The Optimizely incident also points to a wider change in attacker tactics. Instead of breaking in through software bugs, threat groups are going after people and identity systems. Actors linked to ShinyHunters have claimed similar breaches at Canada Goose, Panera Bread, Betterment, SoundCloud, PornHub, fintech firm Figure, and Match Group. In several cases, attackers relied on voice phishing to trick support teams into granting access to single sign-on systems tied to Microsoft, Okta, and Google. Even where sensitive data was not confirmed stolen, these identity-focused social engineering campaigns were enough to get around traditional security controls and disrupt operations, putting fresh pressure on organizations to tighten help desk verification and deploy phishing-resistant multifactor authentication instead of depending only on perimeter defenses.

FAQs

What is voice phishing or vishing?

Voice phishing is a social engineering technique where attackers impersonate trusted individuals over the phone to convince victims to reveal credentials, approve authentication requests, or perform security-sensitive actions.

What is single sign-on, and why is it targeted?

Single sign-on systems allow users to access multiple enterprise applications with one set of credentials. Compromising those credentials can provide access to many connected services at once.

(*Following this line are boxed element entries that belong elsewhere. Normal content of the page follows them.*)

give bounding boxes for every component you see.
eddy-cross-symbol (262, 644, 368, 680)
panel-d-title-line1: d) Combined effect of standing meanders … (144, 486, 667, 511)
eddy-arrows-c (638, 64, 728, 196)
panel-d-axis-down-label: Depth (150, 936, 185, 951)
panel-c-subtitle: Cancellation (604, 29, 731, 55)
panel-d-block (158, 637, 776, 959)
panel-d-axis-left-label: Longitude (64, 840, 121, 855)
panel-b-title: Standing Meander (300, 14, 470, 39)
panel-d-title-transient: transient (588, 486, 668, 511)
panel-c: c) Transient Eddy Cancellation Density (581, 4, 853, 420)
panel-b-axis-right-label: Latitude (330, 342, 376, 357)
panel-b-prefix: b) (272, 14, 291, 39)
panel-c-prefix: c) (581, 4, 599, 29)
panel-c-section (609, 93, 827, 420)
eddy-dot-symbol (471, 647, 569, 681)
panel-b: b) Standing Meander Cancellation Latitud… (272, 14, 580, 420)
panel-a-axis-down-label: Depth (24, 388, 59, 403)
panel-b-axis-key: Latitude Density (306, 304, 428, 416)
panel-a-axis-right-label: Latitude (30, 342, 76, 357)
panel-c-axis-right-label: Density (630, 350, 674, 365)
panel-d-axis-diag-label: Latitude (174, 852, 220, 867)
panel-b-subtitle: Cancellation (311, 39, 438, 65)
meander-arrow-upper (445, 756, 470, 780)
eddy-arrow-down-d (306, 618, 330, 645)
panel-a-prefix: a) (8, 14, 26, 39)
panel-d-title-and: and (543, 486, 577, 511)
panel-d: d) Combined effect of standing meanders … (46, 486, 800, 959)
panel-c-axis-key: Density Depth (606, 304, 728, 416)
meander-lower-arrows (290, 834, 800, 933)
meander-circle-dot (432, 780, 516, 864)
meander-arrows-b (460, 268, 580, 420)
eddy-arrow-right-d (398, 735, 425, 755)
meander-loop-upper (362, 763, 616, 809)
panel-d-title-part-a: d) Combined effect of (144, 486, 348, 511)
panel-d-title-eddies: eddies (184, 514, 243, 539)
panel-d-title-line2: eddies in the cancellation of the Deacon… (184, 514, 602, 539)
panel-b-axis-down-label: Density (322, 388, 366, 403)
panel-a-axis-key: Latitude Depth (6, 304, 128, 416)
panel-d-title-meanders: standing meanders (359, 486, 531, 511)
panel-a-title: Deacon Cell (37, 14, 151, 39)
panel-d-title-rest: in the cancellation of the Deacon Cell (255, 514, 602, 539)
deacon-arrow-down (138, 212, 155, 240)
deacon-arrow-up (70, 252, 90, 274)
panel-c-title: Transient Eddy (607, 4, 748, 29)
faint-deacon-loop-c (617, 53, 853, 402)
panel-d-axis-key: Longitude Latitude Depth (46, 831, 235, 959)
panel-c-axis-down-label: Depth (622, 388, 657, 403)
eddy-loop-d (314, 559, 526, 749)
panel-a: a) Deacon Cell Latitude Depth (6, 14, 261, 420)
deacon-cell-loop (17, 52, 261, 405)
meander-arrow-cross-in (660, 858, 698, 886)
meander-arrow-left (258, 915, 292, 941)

How does device code phishing work?

Device code phishing abuses a legitimate OAuth authentication flow designed for devices with limited input capability. Attackers trick victims into entering a device code on an official login page, allowing the attacker to obtain authentication tokens tied to the victim’s account.

What type of data was exposed in the Optimizely incident?

Optimizely said attackers accessed basic business contact information stored in certain internal systems and CRM records, and reported no evidence that sensitive customer data was accessed.

What should organizations do to reduce vishing risk?

Organizations can implement strict help desk verification procedures, require phishing-resistant multifactor authentication, monitor token issuance events, and train employees to independently verify unexpected support calls before approving access requests.